Arrow-right Camera
The Spokesman-Review Newspaper
Spokane, Washington  Est. May 19, 1883

Outages a matter of life or death

Woman’s family struggling to keep oxygen machine running

Brian Bennett McClatchy-Tribune

VALLEY STREAM, N.Y. – When Harry Perez looks at the red plastic canister on his back porch, he sees more than five gallons of unleaded. He sees six more hours his bedridden daughter Catherine can keep breathing with the aid of an oxygen machine.

This is the cold calculus Hurricane Sandy has wrought for the Perez family.

Five days after Sandy’s winds toppled thousands of power lines and tidal surges flooded electrical stations, half the homes on Long Island remained without power Saturday, and long lines persisted to buy gas for cars and generators.

For families like the Perezes, who have been fanning out over Long Island in a desperate search for gas, the storm-caused outages remain more than an inconvenience: They are a matter of life and death.

Still, there are signs of hope.

The hum of daily life grew a little more audible across New York and New Jersey on Saturday as electricity surged back into blacked-out areas, and gas became a bit more plentiful.

Public Service Electric & Gas Co., New Jersey’s biggest utility, said power had been restored to all major gasoline refineries in its area. Several terminals reopened, or were about to reopen, in ports throughout the region, the U.S. Energy Department said.

The Defense Department set up mobile fuel stations throughout New York City and planned to distribute 12 million gallons of gasoline and 10 million gallons of diesel fuel to run generators. The gas was free, with a limit of 10 gallons per person. New Jersey Gov. Chris Christie instituted gas rationing, with cars restricted to filling up every other day on the basis of odd- or even-numbered license plates.

Electricity was restored to much of Lower Manhattan, and authorities expected to have power fully back up there today. New York Gov. Andrew Cuomo said that by midday Saturday 80 percent of the subway system had been restored, including some of the lines that are vital for commuters traveling to jobs in Manhattan from Brooklyn and Queens.

A return to normal life, however, seemed distant for many.

Lines at service stations remained long and at times testy. Some station owners jacked up prices by $1 or more a gallon. In New Jersey, officials said they had received more than 500 complaints of price-gouging and had issued subpoenas to 65 businesses.

Power remained out to broad swaths of the region. Temperatures were turning cold, with lows expected to hit freezing Monday.

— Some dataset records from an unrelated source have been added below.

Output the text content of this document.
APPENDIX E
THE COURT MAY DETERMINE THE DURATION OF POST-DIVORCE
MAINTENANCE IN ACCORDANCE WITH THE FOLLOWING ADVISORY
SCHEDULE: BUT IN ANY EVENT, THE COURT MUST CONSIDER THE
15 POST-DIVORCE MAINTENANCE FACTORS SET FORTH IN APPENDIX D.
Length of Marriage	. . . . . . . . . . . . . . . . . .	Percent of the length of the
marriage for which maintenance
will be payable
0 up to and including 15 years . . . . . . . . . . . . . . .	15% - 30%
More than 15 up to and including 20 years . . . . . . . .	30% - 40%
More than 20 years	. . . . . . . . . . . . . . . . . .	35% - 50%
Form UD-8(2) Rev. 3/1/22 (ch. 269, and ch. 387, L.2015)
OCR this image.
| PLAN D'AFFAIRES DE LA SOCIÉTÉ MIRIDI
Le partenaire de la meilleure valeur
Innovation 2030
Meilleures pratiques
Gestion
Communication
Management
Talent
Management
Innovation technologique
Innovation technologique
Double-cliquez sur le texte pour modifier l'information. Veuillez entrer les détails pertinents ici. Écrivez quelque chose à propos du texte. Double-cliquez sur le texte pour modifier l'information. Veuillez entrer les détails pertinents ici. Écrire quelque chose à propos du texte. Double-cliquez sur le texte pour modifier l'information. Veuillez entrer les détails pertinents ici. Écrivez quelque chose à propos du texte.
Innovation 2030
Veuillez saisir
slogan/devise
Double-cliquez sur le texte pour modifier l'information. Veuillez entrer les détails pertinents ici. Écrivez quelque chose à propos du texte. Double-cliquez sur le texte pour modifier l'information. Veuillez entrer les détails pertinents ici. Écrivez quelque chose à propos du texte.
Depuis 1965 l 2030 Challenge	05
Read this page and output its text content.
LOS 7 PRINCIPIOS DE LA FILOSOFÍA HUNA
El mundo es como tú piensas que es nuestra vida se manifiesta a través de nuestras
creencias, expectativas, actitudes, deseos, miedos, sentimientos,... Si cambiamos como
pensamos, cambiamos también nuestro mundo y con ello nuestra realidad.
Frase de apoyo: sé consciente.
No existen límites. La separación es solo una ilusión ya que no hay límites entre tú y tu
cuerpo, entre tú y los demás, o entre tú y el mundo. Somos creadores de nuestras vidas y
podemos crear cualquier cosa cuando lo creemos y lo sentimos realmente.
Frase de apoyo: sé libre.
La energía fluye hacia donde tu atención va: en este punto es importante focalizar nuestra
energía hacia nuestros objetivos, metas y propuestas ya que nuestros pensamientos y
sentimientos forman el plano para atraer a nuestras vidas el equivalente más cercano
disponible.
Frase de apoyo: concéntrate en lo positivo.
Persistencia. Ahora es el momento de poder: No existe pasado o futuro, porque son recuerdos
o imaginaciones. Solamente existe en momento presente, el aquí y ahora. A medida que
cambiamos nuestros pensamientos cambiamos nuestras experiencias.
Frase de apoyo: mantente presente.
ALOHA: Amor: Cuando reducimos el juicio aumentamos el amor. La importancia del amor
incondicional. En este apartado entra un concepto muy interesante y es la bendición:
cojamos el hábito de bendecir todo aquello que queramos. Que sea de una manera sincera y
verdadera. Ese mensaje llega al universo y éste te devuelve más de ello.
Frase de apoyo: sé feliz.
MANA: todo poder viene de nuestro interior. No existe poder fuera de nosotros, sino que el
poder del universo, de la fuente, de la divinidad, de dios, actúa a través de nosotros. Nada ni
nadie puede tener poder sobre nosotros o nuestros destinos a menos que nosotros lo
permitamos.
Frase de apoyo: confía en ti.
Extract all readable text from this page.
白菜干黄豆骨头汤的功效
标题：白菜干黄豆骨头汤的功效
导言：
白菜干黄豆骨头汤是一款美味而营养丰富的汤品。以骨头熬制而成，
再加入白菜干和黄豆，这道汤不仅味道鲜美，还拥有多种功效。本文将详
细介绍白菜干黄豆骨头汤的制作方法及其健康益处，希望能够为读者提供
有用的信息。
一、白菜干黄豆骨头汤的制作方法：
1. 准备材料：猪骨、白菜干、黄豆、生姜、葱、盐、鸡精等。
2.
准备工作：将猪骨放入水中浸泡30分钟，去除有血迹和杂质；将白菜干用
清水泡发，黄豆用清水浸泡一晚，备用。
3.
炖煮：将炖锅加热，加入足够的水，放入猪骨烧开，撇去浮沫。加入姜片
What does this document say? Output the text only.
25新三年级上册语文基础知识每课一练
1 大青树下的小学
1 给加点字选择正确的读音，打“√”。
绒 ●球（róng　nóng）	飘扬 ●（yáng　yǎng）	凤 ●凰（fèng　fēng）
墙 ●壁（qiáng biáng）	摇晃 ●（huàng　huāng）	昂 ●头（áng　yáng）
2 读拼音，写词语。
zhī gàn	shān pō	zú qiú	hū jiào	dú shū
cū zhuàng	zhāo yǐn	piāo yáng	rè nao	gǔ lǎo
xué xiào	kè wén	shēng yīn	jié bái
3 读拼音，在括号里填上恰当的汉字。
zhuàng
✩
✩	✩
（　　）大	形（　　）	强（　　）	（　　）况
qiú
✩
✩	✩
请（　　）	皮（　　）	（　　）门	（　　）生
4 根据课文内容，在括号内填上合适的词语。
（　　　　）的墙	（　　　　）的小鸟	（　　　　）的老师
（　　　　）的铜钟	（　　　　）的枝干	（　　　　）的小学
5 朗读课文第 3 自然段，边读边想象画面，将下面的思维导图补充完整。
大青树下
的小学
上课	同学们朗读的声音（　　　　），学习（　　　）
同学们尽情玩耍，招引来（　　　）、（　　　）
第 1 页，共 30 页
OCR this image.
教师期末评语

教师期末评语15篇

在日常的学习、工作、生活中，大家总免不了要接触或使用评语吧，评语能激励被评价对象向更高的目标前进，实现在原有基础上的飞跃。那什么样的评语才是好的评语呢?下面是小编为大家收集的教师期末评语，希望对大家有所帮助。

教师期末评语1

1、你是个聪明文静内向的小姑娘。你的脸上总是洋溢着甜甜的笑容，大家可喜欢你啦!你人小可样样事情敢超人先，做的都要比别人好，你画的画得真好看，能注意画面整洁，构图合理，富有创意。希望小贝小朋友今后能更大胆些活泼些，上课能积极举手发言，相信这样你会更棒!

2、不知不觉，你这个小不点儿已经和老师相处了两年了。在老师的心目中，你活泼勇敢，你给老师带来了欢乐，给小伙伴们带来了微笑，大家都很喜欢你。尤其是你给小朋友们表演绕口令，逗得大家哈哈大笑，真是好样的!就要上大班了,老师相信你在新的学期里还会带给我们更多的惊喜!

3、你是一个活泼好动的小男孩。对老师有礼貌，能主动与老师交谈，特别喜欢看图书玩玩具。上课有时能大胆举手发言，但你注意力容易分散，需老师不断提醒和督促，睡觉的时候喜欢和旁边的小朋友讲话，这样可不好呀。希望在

“Nights are hard,” said Donald Dozier, 66, a retired computer systems tech in Elmont, Long Island. With temperatures falling into the 30s at night, he, his wife, her sister and his 90-year-old mother have struggled to keep warm with “a lot of blankets and a lot of closeness,” he said.

As the death toll from the storm hit 113, President Barack Obama met with Cabinet officers and top emergency officials at the headquarters of the Federal Emergency Management Agency in Washington.

“We still have a long way to go,” he acknowledged, adding that the “recovery process is difficult and it’s painful.”

The president said the government’s top priority was to get power restored throughout the region, which involved pumping water out of areas where electric substations had been flooded. He also said it was important to find temporary housing more substantial than emergency shelters for people who lacked power and heat.

“There’s nothing more important than us getting this right,” he said.

The president would get no argument from the Perez family. For 25-year-old Catherine Perez, who was born with half a lung and has the mental capacity of a 2-year-old, a gas generator keeps her oxygen machine running and keeps her alive.

Thursday night looked dire. The Perezes’ son Brian, 30, had stood in line for five hours at a station only to get to the pump just as the tank ran dry.

A cousin told him there was gas at a station in Greenwich, Conn., 40 miles away. He jumped in the car at midnight and floored it. He was home by 2 a.m. with three full red canisters: 15 gallons – 18 hours of oxygen.

On Friday, the family had a stroke of luck. The gas station across the street opened and, after a two-hour wait, Harry and Evelyn were able to buy 10 more gallons.

But for a couple that has spent more than two decades caring for their daughter around the clock, the power outage and the gas shortage have added a new level of stress.